Lu aussi Souvenirs de l'Empire de l'Atome, la bédé de Smolderen et Clérisse sur un personnage qui ressemble beaucoup à Cordwainer Smith. C'est très beau, très référencé, sans doute très profond, mais passée la contemplation béate de l'univers dépeint, on s'emmerde tout de même un peu dans une narration qui glisse sans aspérité, sans véritable enjeu. Ça ressemble à une version ultra léchée et 50's SF de la pub Herta avec le papy qui apprend au gamin à faire une roue dans l'eau (flute de pan incluse). On s'y sent bien, ça ne nous décalamine pas les recoins, mais on s'en branle un peu, au fond, de savoir faire une roue dans l'eau. Si nous étions en 82 dans Métal Hurlant, j'aurais simplement écrit: "Beau, mais chiant".

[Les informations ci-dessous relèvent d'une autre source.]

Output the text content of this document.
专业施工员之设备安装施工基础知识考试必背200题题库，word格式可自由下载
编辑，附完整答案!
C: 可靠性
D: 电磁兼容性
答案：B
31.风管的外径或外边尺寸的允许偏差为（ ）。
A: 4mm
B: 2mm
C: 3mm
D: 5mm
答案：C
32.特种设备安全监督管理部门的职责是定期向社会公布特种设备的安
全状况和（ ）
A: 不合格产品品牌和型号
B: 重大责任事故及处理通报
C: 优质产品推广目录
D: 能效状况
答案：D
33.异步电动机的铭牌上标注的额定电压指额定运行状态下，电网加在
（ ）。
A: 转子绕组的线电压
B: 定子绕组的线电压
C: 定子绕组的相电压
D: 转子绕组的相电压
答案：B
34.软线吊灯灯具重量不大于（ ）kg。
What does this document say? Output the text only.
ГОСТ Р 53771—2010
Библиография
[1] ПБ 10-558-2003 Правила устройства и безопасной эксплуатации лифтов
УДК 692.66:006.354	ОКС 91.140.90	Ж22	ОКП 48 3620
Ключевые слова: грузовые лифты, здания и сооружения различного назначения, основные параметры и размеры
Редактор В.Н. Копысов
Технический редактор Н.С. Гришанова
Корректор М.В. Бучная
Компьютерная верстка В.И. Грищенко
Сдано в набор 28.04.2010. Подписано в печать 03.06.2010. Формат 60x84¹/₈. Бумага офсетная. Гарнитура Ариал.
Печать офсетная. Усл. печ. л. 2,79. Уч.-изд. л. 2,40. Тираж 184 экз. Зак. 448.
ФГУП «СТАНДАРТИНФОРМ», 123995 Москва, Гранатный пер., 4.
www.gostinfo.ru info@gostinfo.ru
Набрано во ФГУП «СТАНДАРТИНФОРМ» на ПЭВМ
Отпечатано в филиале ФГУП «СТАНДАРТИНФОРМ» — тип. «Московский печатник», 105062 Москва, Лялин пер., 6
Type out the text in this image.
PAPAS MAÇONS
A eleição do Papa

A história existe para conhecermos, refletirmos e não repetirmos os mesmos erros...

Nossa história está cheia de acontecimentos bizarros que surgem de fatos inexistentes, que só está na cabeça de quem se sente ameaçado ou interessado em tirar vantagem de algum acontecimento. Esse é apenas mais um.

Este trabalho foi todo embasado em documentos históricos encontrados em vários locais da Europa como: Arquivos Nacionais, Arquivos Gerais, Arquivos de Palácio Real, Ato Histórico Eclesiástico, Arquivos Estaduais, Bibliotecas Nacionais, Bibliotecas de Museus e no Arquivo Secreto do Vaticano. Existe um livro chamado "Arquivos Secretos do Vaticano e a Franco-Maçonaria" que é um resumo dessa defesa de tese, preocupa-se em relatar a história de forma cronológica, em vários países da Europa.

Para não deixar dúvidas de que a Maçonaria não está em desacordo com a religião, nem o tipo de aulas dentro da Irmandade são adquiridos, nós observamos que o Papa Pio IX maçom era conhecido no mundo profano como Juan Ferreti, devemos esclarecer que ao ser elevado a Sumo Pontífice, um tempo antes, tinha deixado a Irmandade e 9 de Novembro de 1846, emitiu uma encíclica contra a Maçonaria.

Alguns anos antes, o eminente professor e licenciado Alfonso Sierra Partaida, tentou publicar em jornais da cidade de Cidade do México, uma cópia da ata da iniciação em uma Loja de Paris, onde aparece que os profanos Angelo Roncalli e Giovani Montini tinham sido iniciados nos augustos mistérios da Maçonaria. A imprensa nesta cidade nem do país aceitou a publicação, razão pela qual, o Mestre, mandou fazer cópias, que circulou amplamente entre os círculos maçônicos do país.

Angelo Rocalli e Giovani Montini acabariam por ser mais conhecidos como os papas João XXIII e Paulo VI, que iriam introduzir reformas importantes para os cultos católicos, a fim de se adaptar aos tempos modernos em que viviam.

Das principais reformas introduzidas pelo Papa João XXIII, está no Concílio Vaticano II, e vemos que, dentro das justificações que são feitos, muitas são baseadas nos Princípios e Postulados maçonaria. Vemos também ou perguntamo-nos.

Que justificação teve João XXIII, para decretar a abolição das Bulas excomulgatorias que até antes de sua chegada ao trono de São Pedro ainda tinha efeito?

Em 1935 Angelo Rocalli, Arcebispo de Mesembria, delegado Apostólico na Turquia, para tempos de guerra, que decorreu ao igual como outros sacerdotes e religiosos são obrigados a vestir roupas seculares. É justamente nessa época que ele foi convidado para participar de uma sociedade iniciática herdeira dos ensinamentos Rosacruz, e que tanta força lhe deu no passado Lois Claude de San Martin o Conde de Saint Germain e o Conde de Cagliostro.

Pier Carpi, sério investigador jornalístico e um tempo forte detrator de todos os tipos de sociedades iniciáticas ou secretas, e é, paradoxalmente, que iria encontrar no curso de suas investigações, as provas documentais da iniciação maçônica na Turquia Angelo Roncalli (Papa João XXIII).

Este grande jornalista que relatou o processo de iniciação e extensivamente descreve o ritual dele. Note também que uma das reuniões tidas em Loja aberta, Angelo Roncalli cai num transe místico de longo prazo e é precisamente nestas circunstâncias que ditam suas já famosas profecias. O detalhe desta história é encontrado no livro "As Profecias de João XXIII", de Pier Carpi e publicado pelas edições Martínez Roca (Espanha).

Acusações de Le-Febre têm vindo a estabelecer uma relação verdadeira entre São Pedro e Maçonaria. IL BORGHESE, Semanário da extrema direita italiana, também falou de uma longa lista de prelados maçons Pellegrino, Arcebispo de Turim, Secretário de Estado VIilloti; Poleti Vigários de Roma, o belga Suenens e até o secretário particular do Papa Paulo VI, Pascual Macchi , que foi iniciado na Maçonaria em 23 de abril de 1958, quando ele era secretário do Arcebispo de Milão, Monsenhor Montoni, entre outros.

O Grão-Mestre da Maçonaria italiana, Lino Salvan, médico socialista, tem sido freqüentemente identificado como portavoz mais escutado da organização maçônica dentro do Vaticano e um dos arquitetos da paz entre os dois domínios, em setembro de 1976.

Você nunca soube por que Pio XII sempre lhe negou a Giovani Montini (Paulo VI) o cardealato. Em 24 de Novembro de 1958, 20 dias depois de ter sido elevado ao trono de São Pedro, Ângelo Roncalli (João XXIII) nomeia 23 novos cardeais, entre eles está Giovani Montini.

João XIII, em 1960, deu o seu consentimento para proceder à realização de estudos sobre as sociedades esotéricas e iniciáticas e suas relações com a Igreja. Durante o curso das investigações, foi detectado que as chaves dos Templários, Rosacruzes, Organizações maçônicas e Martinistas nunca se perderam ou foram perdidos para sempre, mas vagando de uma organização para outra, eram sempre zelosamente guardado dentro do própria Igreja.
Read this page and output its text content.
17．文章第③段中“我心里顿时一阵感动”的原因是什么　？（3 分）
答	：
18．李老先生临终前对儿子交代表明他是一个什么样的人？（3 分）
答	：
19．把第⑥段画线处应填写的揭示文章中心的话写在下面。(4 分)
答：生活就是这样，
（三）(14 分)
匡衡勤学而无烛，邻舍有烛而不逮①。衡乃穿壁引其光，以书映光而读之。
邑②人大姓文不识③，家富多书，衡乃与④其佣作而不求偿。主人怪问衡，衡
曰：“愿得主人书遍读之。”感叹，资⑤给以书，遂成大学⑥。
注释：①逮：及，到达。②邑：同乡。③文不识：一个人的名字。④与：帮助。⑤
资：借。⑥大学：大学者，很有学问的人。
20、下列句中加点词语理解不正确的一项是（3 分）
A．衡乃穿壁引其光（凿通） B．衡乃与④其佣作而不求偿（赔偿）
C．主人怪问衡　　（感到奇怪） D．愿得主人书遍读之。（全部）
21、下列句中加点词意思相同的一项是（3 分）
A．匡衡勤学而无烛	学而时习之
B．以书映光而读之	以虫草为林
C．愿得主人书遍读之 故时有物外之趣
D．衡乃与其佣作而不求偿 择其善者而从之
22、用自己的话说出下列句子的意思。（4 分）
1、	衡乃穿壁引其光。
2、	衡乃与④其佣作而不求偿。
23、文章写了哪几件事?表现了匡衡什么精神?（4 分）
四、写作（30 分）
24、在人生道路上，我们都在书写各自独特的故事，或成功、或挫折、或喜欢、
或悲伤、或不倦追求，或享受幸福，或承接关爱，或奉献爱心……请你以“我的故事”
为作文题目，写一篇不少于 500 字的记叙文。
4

Lu aussi le Bifrost spécial Rock. J'adore Comballot, mais son intro visant à la réhabilitation du rock prog en l'opposant à l'autre rock, celui des néandertaliens binaires, est aussi fin et juste qu'un amendement UMP à propos de la loi sur le mariage pour tous. Et ne parlons pas de sa liste des 100 disques rock SF.
La période de folie continue. Légère grippe ou assimilée (merci la maternelle) et du boulot par dessus la tête. De la trad (encore du Morrison, ouais!), du roman, de la bédé. Demain, je fais un aller-retour à Paris, histoire d'accumuler encore un peu plus de fatigue et d'avoir plein de travail à rattraper ce week-end.
16:29
dimanche, février 03, 2013
Passons en vitesse sur Willem, le grand prix d'Angoulême, tout ça. Vous savez ce que j'en pense. C'est tous les ans pareil.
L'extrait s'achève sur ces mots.